The Irishman ressemble à l'oeuvre ultime d'un réalisateur au sommet de son art, son oeuvre testamentaire.
Au sommet de son art est souvent une expression éculée mais ici Scorsese ne cherche à rien démontrer de son talent, il ne cherche à faire étalage de rien, surtout pas de ses qualités, mais il les utilise toutes au profit de son cinéma. Et ce n'est pas pour autant qu'il s'engonce dans ses vieilles recettes, toujours ouvert aux nouvelles possibilités, comme ce rajeunissement ou vieillissement numérique utilisé sur ses personnages (on pouvait être sceptique mais c'est, en général, assez réussi).
Mais l'important n'est pas là. Scorsese donne l'impression de boucler une oeuvre complète. Son oeuvre. The Irishman semble être la pièce ultime, manquante, d'un grand puzzle débuté il y a plus de 30 ans avec des oeuvres aussi géniales et marquantes que The Goodfellas ou Casino. Dans la première partie (les 2 premières heures) d'un film tentaculaire mais incroyablement cohérent, rythmé et drôle, Scorsese reprend les codes de ses films d'antan, sur la pègre italienne de New-York et d'ailleurs, avec le parcours initiatique d'un jeune irlandais et la voix off omniprésente, il reprend le fil de ses anciens films, quelque peu admiratifs de ces gansters charismatiques, de ces familles recomposées, dans cette Amérique aujourd'hui disparue. Et puis, là où la plupart des réalisateurs auraitent lancé le générique de fin, tout bascule. Scorsese bouscule et livre une seconde partie d'une virtuosité sans esbrouffe, contenue, haletante et puissante, le portrait glaçant d'un milieu, d'hommes qu'il avait peut-être, alors qu'il était gosse dans Little Italy, admirés. Ici, la monstruosité et l'animalité des hommes se révèle mais Scorsese ne s'en contente pas et il livre une oeuvre puissante et mélancolique sur le temps qui passe, la mort, l'amitié, la famille. Cela ressemble à s'y méprendre à l'oeuvre testamentaire d'un homme plein de regrets, plein de remords, effrayé par la longue nuit qui s'annonce.

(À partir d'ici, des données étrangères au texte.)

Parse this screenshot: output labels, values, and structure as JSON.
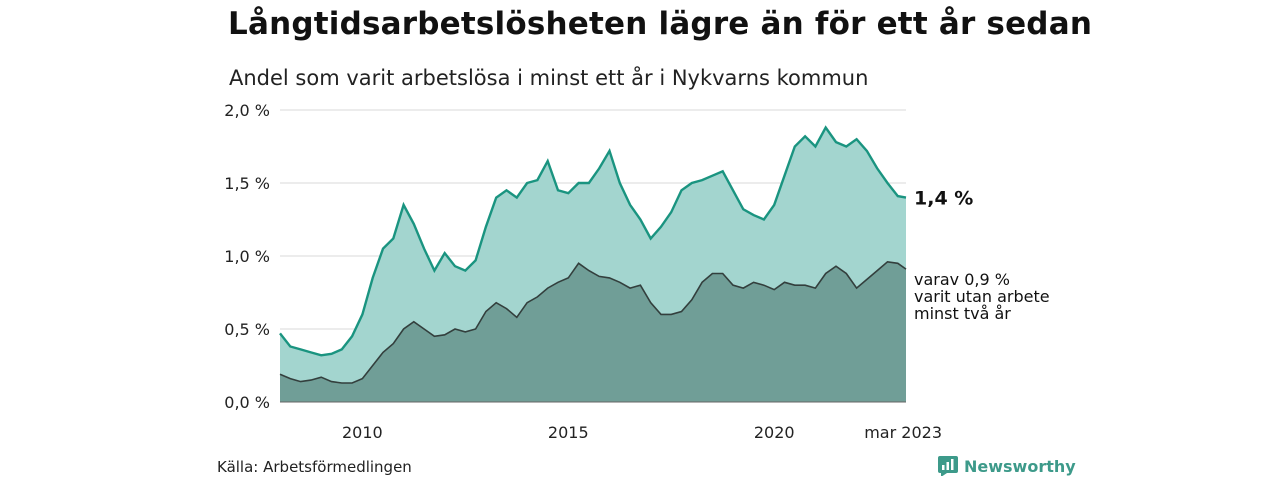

Pendant 3h30 d'une oeuvre complexe et cohérente (on pouvait avoir des doutes vu la durée), puissante et riche, drôle, joviale et mélancolique, rythmée et dépouillée, Scorsese livre peut-être son film le plus complet, le plus beau, le plus effrayé et le plus fort. Un testament. Reverra-t-on jamais un film de Martin Scorsese de cette trempe ? Je ne sais pas. Il a déjà tant donné. Je l'espère. Le monde en a besoin. Mais je ne sais pas. Et au fond, ce n'est pas grave, car il a déjà livré son testament.
Et offert à Pesci, De Niro et Al Pacino la scène pour démontrer que le talent ne veillit jamais.